Based on the data shown below, calculate the correlation coefficient (rounded to three decimal places) \begin{tabular}{|c|r|} \hline$x$ & \multicolumn{1}{|c|}{$y$} \\ \hline 3 & 11.96 \\ \hline 4 & 12.3 \\ \hline 5 & 12.24 \\ \hline 6 & 9.88 \\ \hline 7 & 11.12 \\ \hline 8 & 8.46 \\ \hline 9 & 9.1 \\ \hline \end{tabular}

Step 1 ：Calculate the mean of x and y. The mean of x, denoted as \(\bar{x}\), is \(\frac{3+4+5+6+7+8+9}{7} = 6\). The mean of y, denoted as \(\bar{y}\), is \(\frac{11.96+12.3+12.24+9.88+11.12+8.46+9.1}{7} = 10.722857142857142\).

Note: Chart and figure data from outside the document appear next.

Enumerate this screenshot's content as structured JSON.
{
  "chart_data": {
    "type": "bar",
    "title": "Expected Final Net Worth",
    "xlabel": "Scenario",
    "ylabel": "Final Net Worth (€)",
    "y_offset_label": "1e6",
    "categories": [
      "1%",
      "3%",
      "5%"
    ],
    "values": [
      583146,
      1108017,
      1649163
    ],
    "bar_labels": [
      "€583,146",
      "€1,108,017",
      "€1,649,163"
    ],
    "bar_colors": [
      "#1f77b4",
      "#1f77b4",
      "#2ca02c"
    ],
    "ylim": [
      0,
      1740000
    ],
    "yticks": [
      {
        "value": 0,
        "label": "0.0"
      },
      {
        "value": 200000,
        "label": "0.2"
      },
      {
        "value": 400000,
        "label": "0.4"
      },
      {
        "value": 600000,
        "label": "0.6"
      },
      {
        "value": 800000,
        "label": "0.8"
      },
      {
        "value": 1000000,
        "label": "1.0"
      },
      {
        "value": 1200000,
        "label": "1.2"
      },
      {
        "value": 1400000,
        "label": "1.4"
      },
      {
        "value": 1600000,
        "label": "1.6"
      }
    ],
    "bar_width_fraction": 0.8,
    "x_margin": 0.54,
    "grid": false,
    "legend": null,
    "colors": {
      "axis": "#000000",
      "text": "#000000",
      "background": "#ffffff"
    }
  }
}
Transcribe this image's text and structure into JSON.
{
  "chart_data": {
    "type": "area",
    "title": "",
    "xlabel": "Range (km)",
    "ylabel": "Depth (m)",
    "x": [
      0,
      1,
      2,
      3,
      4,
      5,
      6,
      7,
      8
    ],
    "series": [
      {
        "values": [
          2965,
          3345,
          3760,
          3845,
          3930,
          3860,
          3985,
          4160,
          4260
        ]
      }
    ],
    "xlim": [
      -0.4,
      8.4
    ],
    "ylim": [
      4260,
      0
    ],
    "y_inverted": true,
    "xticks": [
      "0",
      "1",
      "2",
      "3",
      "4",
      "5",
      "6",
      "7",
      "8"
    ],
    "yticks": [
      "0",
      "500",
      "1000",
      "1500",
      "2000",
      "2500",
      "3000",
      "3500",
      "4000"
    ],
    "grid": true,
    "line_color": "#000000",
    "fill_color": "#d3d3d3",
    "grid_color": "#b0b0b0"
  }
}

Step 2 ：Calculate the standard deviation of x and y. The standard deviation of x, denoted as \(\sigma_x\), is \(\sqrt{\frac{(3-6)^2+(4-6)^2+(5-6)^2+(6-6)^2+(7-6)^2+(8-6)^2+(9-6)^2}{6}} = 2\). The standard deviation of y, denoted as \(\sigma_y\), is \(\sqrt{\frac{(11.96-10.722857142857142)^2+(12.3-10.722857142857142)^2+(12.24-10.722857142857142)^2+(9.88-10.722857142857142)^2+(11.12-10.722857142857142)^2+(8.46-10.722857142857142)^2+(9.1-10.722857142857142)^2}{6}} = 1.412\).

Step 3 ：Calculate the covariance of x and y. The covariance of x and y, denoted as cov(x,y), is \(\frac{(3-6)*(11.96-10.722857142857142)+(4-6)*(12.3-10.722857142857142)+(5-6)*(12.24-10.722857142857142)+(6-6)*(9.88-10.722857142857142)+(7-6)*(11.12-10.722857142857142)+(8-6)*(8.46-10.722857142857142)+(9-6)*(9.1-10.722857142857142)}{6} = -1.12\).

Step 4 ：Calculate the correlation coefficient. The correlation coefficient, denoted as r, is \(\frac{cov(x,y)}{\sigma_x*\sigma_y} = \frac{-1.12}{2*1.412} = -0.396\).

Step 5 ：\(\boxed{-0.396}\) is the final answer.